Auf der Suche nach den Geschichten ihrer Familien sind auch viele von den Menschen, die Arnold Mosshammer während Führungen über den Waldfriedhof Halbe an seinen Erinnerungen teilhaben lässt. „Viele kommen, weil jemand aus ihrer Familie hier im Kessel von Halbe gefallen ist“, sagt er. Andere finden den Weg aus rein geschichtlichem Interesse. Sie bringen unterschiedliche Standpunkte zu Vergangenheit und Gegenwart mit – „je nach den Verhältnissen, in denen sie aufgewachsen sind“, so die Beobachtung des Zeitzeugen. Auch der Wissensstand, mit dem sie kommen, sei höchst unterschiedlich. Und selbst die Zeitzeugen sehen die Dinge durchaus verschieden, hat er festgestellt. Die Berichte über die Kriege in der Welt, auch die aktuellen, dürften deswegen nicht aufhören. „Gerade erleben wir wieder, wie die Politik solchen Einfluss nimmt, dass die Menschen gegeneinander kämpfen“, sagt er mit Blick auf die Ukraine.
Skulptur „Trauernde“ des russischen Bildhauers Sergej Schtscherbakow.
Das Original steht auf dem russischen Soldatenfriedhof Rossoschka.
Foto: Karen Ascher
In all den Jahren, in dem sich Arnold Mosshammer in und mit dem Aktionsbündnis gegen Heldengedenken und Naziaufmärsche in Halbe engagiert hat, habe sich das Agieren der Polizei und die Einstellungen in der Gesellschaft gewandelt, sagt er. Anfangs wurden er und seine Mitstreiter gar als Nestbeschmutzer gesehen und vielfach bestand die Meinung „Lasst die doch marschieren“. Für ihn ein Unding: dass jemals wieder Nazis durch Halbe marschieren könnten. Doch zunehmend kamen mehr Menschen zu den Aktionen des Bündnisses, beteiligten sich Vereine und Gewerbetreibende an den Straßenfesten und mehr. „Es braucht einen Anstoß mitzumachen“, sagt Arnold Mosshammer. „Das Signal ist: Man kann etwas erreichen.“
Das ist bis heute so. Immer am Vorabend des Volkstrauertages lädt das Aktionsbündnis zu einem Konzert oder einer Lesung ein, in deren Mittelpunkt Menschen stehen, die unter der Gewaltherrschaft der Nazis gelitten haben, durch sie umgekommen sind oder die sich dagegengestellt haben.
Gedenken am oder zum Volkstrauertag
„Denn alles wird gut?“, 12. November, 17 Uhr, Kaiserbahnhof Halbe
Mit einem Liederabend des Trios „Gerade Frauen“ wird an die die jüdische Schriftstellerin und Dichterin Ilse Weber erinnert, die 1944 in Auschwitz ermordet wurde.
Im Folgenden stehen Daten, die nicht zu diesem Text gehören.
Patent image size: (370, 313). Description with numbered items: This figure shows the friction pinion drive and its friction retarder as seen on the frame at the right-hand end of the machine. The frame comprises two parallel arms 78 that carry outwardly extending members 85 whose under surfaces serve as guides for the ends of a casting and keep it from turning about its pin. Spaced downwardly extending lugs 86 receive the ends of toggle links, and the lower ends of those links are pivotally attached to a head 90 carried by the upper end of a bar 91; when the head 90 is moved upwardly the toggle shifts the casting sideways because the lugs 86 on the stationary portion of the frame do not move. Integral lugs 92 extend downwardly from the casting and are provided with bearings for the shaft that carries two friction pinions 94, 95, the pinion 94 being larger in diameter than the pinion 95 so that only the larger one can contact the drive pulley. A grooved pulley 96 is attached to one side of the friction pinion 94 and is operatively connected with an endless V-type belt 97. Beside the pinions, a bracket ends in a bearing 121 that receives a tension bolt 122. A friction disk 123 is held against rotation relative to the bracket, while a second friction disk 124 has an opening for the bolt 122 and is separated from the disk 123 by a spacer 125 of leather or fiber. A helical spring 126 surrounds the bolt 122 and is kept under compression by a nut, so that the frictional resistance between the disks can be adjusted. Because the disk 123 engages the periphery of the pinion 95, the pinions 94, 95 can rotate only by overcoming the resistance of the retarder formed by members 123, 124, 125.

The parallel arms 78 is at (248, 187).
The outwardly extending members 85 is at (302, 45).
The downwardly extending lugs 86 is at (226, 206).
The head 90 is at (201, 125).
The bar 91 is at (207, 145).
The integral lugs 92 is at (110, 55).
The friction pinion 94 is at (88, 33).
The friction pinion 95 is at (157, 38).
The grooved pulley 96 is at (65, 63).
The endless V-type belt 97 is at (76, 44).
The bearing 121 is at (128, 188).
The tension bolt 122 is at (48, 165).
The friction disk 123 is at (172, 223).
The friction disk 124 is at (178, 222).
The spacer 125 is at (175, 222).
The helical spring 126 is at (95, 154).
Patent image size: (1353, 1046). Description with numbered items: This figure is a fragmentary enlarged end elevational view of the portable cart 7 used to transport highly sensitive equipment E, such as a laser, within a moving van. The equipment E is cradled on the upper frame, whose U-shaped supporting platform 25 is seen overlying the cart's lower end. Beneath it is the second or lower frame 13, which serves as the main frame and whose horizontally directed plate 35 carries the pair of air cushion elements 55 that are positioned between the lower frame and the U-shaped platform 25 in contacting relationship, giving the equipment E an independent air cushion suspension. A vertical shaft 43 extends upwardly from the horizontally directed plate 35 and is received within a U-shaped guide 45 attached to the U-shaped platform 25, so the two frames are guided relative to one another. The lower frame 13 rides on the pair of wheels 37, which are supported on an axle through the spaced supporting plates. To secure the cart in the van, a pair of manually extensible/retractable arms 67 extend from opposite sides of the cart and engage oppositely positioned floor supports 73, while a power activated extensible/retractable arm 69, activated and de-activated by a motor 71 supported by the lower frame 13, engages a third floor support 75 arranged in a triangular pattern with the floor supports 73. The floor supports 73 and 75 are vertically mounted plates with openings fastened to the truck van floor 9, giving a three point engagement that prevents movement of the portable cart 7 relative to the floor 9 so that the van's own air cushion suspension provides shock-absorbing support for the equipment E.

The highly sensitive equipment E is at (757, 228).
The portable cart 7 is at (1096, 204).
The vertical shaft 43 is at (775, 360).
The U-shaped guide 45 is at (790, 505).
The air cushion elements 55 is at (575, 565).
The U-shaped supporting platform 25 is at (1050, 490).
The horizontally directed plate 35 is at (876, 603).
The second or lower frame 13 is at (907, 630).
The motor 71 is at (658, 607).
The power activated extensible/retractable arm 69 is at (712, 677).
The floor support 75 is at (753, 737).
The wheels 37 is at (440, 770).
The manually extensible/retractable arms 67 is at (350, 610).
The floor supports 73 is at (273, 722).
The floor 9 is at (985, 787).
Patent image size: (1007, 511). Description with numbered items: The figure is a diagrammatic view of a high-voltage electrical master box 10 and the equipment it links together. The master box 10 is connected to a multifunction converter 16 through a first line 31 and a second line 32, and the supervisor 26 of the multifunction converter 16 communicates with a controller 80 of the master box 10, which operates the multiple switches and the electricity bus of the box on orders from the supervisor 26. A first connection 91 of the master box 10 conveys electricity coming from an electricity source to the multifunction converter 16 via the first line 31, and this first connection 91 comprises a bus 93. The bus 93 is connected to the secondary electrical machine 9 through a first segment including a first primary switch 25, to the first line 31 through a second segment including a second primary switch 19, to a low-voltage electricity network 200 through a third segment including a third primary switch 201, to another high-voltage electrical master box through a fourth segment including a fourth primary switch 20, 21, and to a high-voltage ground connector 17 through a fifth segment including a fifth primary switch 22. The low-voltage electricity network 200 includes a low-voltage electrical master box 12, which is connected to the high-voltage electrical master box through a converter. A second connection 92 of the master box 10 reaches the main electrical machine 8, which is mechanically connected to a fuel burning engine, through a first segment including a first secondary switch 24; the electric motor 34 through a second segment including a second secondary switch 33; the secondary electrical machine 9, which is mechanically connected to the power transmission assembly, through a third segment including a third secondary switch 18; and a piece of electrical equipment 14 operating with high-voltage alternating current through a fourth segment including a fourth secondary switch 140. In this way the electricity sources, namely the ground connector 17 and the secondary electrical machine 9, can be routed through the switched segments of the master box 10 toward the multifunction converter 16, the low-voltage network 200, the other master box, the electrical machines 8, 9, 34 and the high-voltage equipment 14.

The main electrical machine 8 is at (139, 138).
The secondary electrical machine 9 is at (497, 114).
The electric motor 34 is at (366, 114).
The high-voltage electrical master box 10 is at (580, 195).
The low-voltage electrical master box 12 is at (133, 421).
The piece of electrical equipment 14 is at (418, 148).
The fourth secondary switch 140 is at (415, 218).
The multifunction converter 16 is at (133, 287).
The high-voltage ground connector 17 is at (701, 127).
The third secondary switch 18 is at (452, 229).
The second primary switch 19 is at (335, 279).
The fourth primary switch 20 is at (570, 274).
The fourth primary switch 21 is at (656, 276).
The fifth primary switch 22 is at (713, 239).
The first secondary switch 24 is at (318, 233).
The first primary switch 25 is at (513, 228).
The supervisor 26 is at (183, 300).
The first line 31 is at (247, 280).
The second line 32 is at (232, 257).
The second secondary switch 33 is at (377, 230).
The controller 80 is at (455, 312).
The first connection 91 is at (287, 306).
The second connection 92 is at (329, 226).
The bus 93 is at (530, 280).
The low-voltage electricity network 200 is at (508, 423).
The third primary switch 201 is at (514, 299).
Neben vielen Dichtungen von ihr ist auch das Erinnern daran geblieben, dass sie im KZ eine Krankenstube für Kinder einrichtete und sich um diese kümmerte.
Zentrale Kranzniederlegung im Landkreis Dahme-Spreewald, 13. November, 11 Uhr, Dankes-Kirche Halbe/Waldfriedhof Halbe
Das stille Gedenken mit Kranzniederlegung findet öffentlich auf dem Waldfriedhof in Halbe statt. Ein Gottesdienst wird dem Gedenken vorausgehen.
79. Jahrestag der Errichtung des KZ-Außenlagers Lieberose, 13. November, 11 Uhr
11 Uhr: Jüdisch-christlicher Gedenkgottesdienst; Evangelische Landkirche zu Lieberose
13 Uhr: Wiedereröffnung des historischen Hörwegs „Im Wald und auf der Heide. Die Schicksale des Dorfes Jamlitz“; Justus-Delbrück-Haus | Akademie für Mitbestimmung Bahnhof Jamlitz
Hinweis zur Transparenz:
Ein Teil der Recherchen beruht auf einer Veranstaltungsreihe des Vereins Halbe.Welt, in dem sich die Autorin engagiert.